This will generate a static copy of your WordPress installation in wp_2789218. You can test if the crawling worked by opening the index.html in wp_2789218 with a browser.

Wget will try to rewrite urls in HTML and css, but for meta-tags, inside of JavaScript and in other places it will fail to do so. This is where the unique name of our directory comes into play. Because we named it wp_2789218 and not wordpress, we can now safely search and replace through all files in the dump and replace every occurrence of wp_2789218/, wp_2789218\/, wp_2789218%2F and wp_2789218 with an empty string ("") so that the links will be correct again in all places. We will use find + sed for that.

Here is the mac OSX variant of that:

LC_ALL=C find wp_2789218 -type f -exec sed -E -i '' 's/wp_2789218(\\\/|%2F|\/)?//g' {} \;

And here is the same for Linux with GNU sed:

find wp_2789218/ -type f -exec sed -i -E 's/wp_2789218(\\\/|%2F|\/)?//g' {} \;

To save you the headache (\\\/|%2F|\/)? will match /, \/, %2F and empty string ("").
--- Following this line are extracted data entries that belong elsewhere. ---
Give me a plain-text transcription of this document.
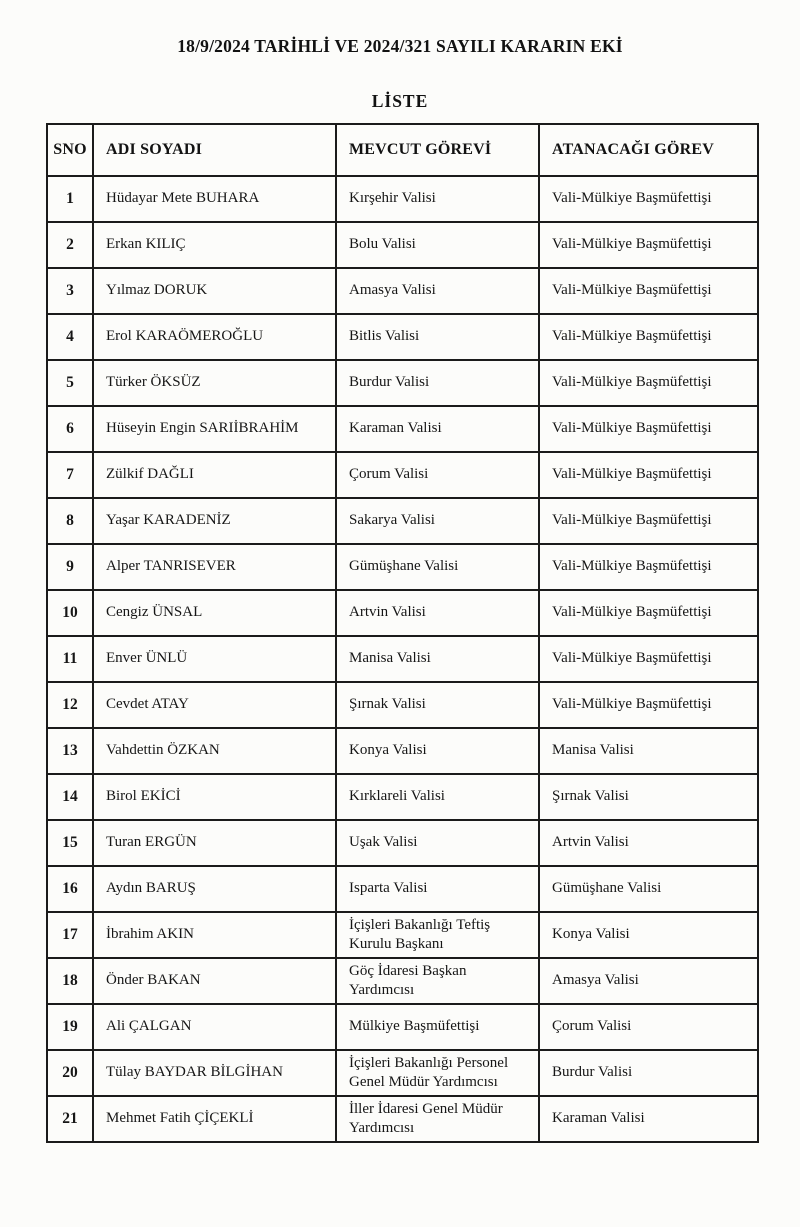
18/9/2024 TARİHLİ VE 2024/321 SAYILI KARARIN EKİ
LİSTE
SNO	ADI SOYADI	MEVCUT GÖREVİ	ATANACAĞI GÖREV
1	Hüdayar Mete BUHARA	Kırşehir Valisi	Vali-Mülkiye Başmüfettişi
2	Erkan KILIÇ	Bolu Valisi	Vali-Mülkiye Başmüfettişi
3	Yılmaz DORUK	Amasya Valisi	Vali-Mülkiye Başmüfettişi
4	Erol KARAÖMEROĞLU	Bitlis Valisi	Vali-Mülkiye Başmüfettişi
5	Türker ÖKSÜZ	Burdur Valisi	Vali-Mülkiye Başmüfettişi
6	Hüseyin Engin SARIİBRAHİM	Karaman Valisi	Vali-Mülkiye Başmüfettişi
7	Zülkif DAĞLI	Çorum Valisi	Vali-Mülkiye Başmüfettişi
8	Yaşar KARADENİZ	Sakarya Valisi	Vali-Mülkiye Başmüfettişi
9	Alper TANRISEVER	Gümüşhane Valisi	Vali-Mülkiye Başmüfettişi
10	Cengiz ÜNSAL	Artvin Valisi	Vali-Mülkiye Başmüfettişi
11	Enver ÜNLÜ	Manisa Valisi	Vali-Mülkiye Başmüfettişi
12	Cevdet ATAY	Şırnak Valisi	Vali-Mülkiye Başmüfettişi
13	Vahdettin ÖZKAN	Konya Valisi	Manisa Valisi
14	Birol EKİCİ	Kırklareli Valisi	Şırnak Valisi
15	Turan ERGÜN	Uşak Valisi	Artvin Valisi
16	Aydın BARUŞ	Isparta Valisi	Gümüşhane Valisi
17	İbrahim AKIN	İçişleri Bakanlığı Teftiş Kurulu Başkanı	Konya Valisi
18	Önder BAKAN	Göç İdaresi Başkan Yardımcısı	Amasya Valisi
19	Ali ÇALGAN	Mülkiye Başmüfettişi	Çorum Valisi
20	Tülay BAYDAR BİLGİHAN	İçişleri Bakanlığı Personel Genel Müdür Yardımcısı	Burdur Valisi
21	Mehmet Fatih ÇİÇEKLİ	İller İdaresi Genel Müdür Yardımcısı	Karaman Valisi
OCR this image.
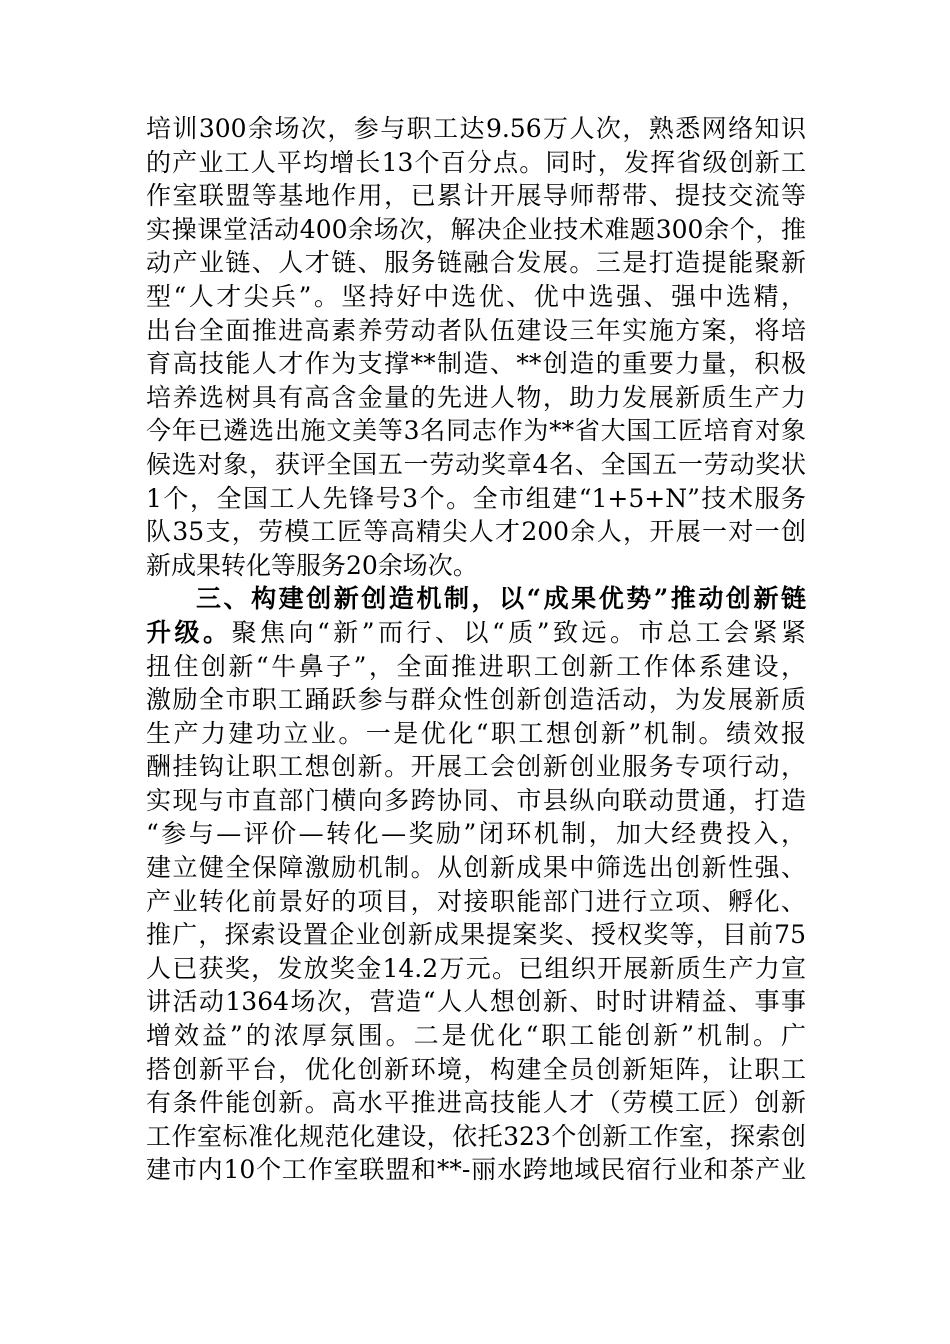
培训300余场次，参与职工达9.56万人次，熟悉网络知识
的产业工人平均增长13个百分点。同时，发挥省级创新工
作室联盟等基地作用，已累计开展导师帮带、提技交流等
实操课堂活动400余场次，解决企业技术难题300余个，推
动产业链、人才链、服务链融合发展。三是打造提能聚新
型“人才尖兵”。坚持好中选优、优中选强、强中选精，
出台全面推进高素养劳动者队伍建设三年实施方案，将培
育高技能人才作为支撑**制造、**创造的重要力量，积极
培养选树具有高含金量的先进人物，助力发展新质生产力
今年已遴选出施文美等3名同志作为**省大国工匠培育对象
候选对象，获评全国五一劳动奖章4名、全国五一劳动奖状
1个，全国工人先锋号3个。全市组建“1+5+N”技术服务
队35支，劳模工匠等高精尖人才200余人，开展一对一创
新成果转化等服务20余场次。
三、构建创新创造机制，以“成果优势”推动创新链
升级。聚焦向“新”而行、以“质”致远。市总工会紧紧
扭住创新“牛鼻子”，全面推进职工创新工作体系建设，
激励全市职工踊跃参与群众性创新创造活动，为发展新质
生产力建功立业。一是优化“职工想创新”机制。绩效报
酬挂钩让职工想创新。开展工会创新创业服务专项行动，
实现与市直部门横向多跨协同、市县纵向联动贯通，打造
“参与—评价—转化—奖励”闭环机制，加大经费投入，
建立健全保障激励机制。从创新成果中筛选出创新性强、
产业转化前景好的项目，对接职能部门进行立项、孵化、
推广，探索设置企业创新成果提案奖、授权奖等，目前75
人已获奖，发放奖金14.2万元。已组织开展新质生产力宣
讲活动1364场次，营造“人人想创新、时时讲精益、事事
增效益”的浓厚氛围。二是优化“职工能创新”机制。广
搭创新平台，优化创新环境，构建全员创新矩阵，让职工
有条件能创新。高水平推进高技能人才（劳模工匠）创新
工作室标准化规范化建设，依托323个创新工作室，探索创
建市内10个工作室联盟和**-丽水跨地域民宿行业和茶产业
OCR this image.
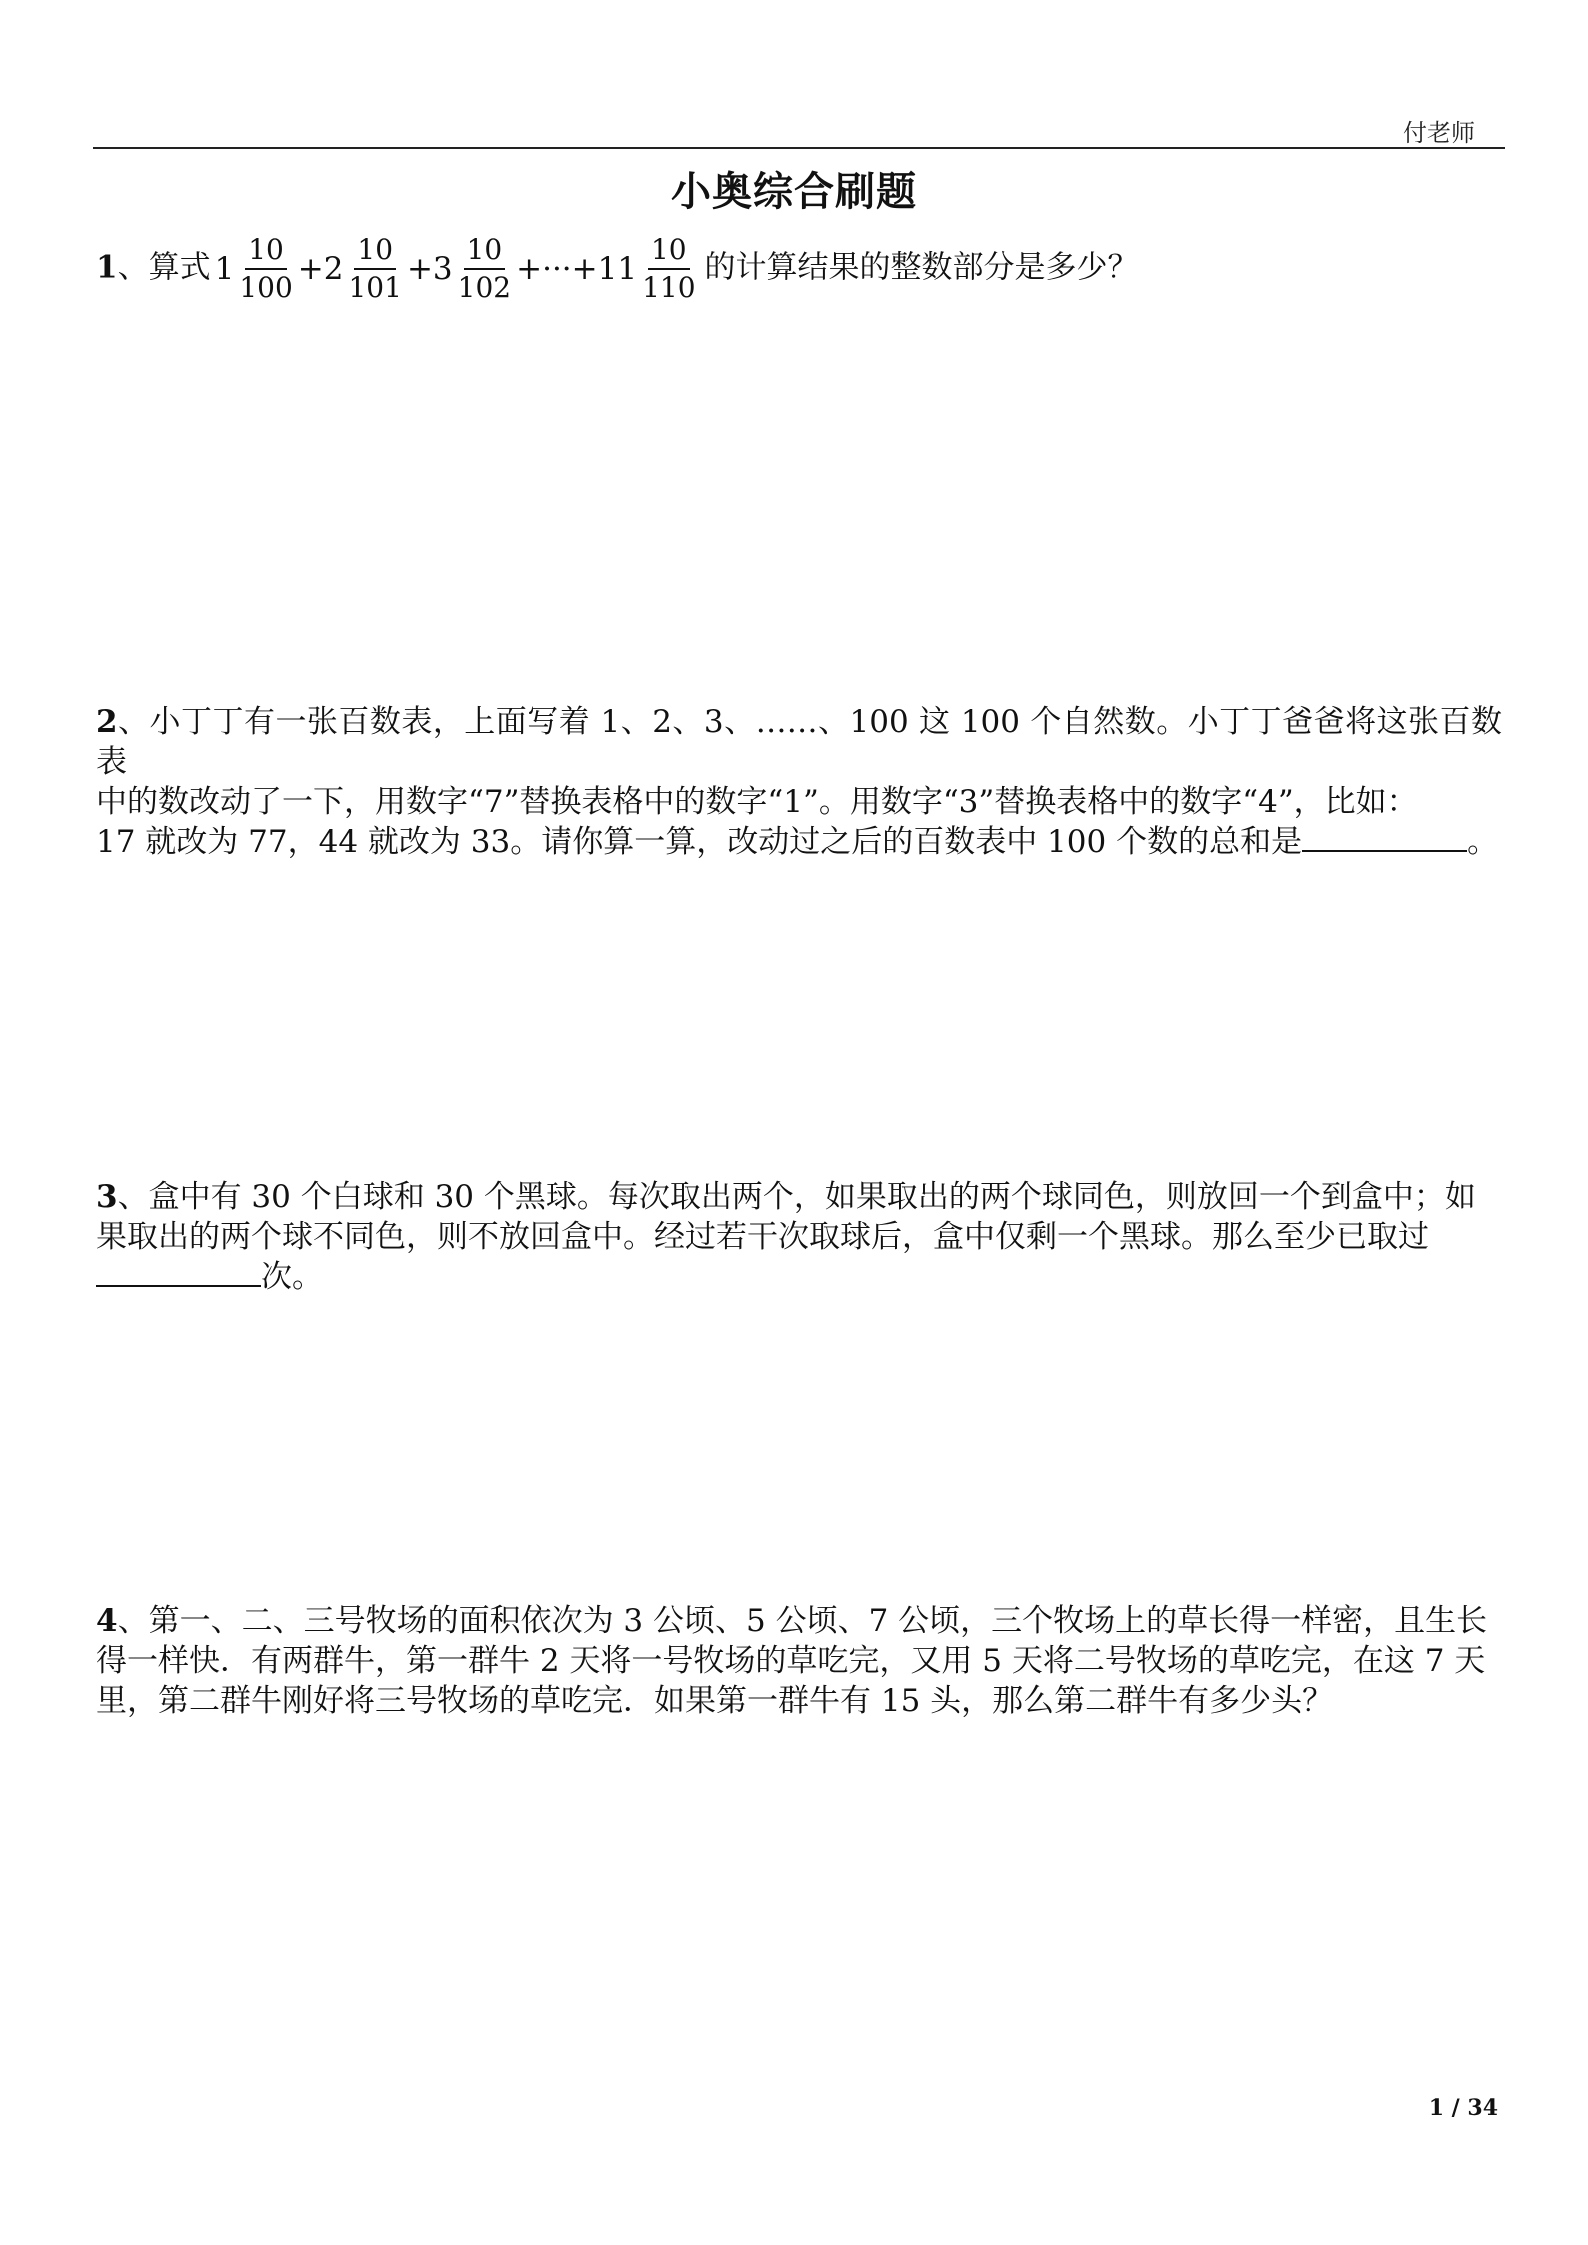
付老师
小奥综合刷题
1、算式 $1 \frac{10}{100} + 2 \frac{10}{101} + 3 \frac{10}{102}$ +···+ $11 \frac{10}{110}$ 的计算结果的整数部分是多少？
2、小丁丁有一张百数表，上面写着 1、2、3、……、100 这 100 个自然数。小丁丁爸爸将这张百数表
中的数改动了一下，用数字“7”替换表格中的数字“1”。用数字“3”替换表格中的数字“4”，比如：
17 就改为 77，44 就改为 33。请你算一算，改动过之后的百数表中 100 个数的总和是	。
3、盒中有 30 个白球和 30 个黑球。每次取出两个，如果取出的两个球同色，则放回一个到盒中；如
果取出的两个球不同色，则不放回盒中。经过若干次取球后，盒中仅剩一个黑球。那么至少已取过
次。
4、第一、二、三号牧场的面积依次为 3 公顷、5 公顷、7 公顷，三个牧场上的草长得一样密，且生长
得一样快．有两群牛，第一群牛 2 天将一号牧场的草吃完，又用 5 天将二号牧场的草吃完，在这 7 天
里，第二群牛刚好将三号牧场的草吃完．如果第一群牛有 15 头，那么第二群牛有多少头？
1 / 34
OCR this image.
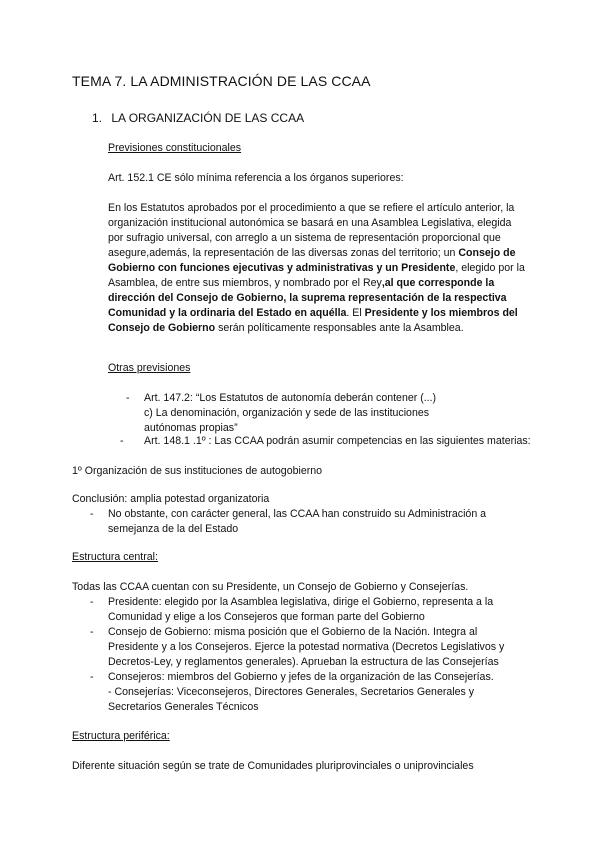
TEMA 7. LA ADMINISTRACIÓN DE LAS CCAA
1. LA ORGANIZACIÓN DE LAS CCAA
Previsiones constitucionales
Art. 152.1 CE sólo mínima referencia a los órganos superiores:

En los Estatutos aprobados por el procedimiento a que se refiere el artículo anterior, la organización institucional autonómica se basará en una Asamblea Legislativa, elegida por sufragio universal, con arreglo a un sistema de representación proporcional que asegure,además, la representación de las diversas zonas del territorio; un Consejo de Gobierno con funciones ejecutivas y administrativas y un Presidente, elegido por la Asamblea, de entre sus miembros, y nombrado por el Rey,al que corresponde la dirección del Consejo de Gobierno, la suprema representación de la respectiva Comunidad y la ordinaria del Estado en aquélla. El Presidente y los miembros del Consejo de Gobierno serán políticamente responsables ante la Asamblea.

Otras previsiones
- Art. 147.2: “Los Estatutos de autonomía deberán contener (...)
c) La denominación, organización y sede de las instituciones autónomas propias”
-	Art. 148.1 .1º : Las CCAA podrán asumir competencias en las siguientes materias:
1º Organización de sus instituciones de autogobierno
Conclusión: amplia potestad organizatoria
- No obstante, con carácter general, las CCAA han construido su Administración a semejanza de la del Estado
Estructura central:
Todas las CCAA cuentan con su Presidente, un Consejo de Gobierno y Consejerías.
- Presidente: elegido por la Asamblea legislativa, dirige el Gobierno, representa a la Comunidad y elige a los Consejeros que forman parte del Gobierno
- Consejo de Gobierno: misma posición que el Gobierno de la Nación. Integra al Presidente y a los Consejeros. Ejerce la potestad normativa (Decretos Legislativos y Decretos-Ley, y reglamentos generales). Aprueban la estructura de las Consejerías
- Consejeros: miembros del Gobierno y jefes de la organización de las Consejerías.
- Consejerías: Viceconsejeros, Directores Generales, Secretarios Generales y Secretarios Generales Técnicos
Estructura periférica:
Diferente situación según se trate de Comunidades pluriprovinciales o uniprovinciales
Deploying the static copy to our web space

Now that we have generated a static copy of our website we want to deploy it to /static on the webspace. You can do this over rsync+ssh, if you have ssh access to your server.

The command to do so looks like this:

rsync -avh --delete --checksum wp_2789218 "webspaceuser@yourdomain.tld:static"

Remember to adjust the user, domain and path to the directory in webspaceuser@yourdomain.tld:static to your needs.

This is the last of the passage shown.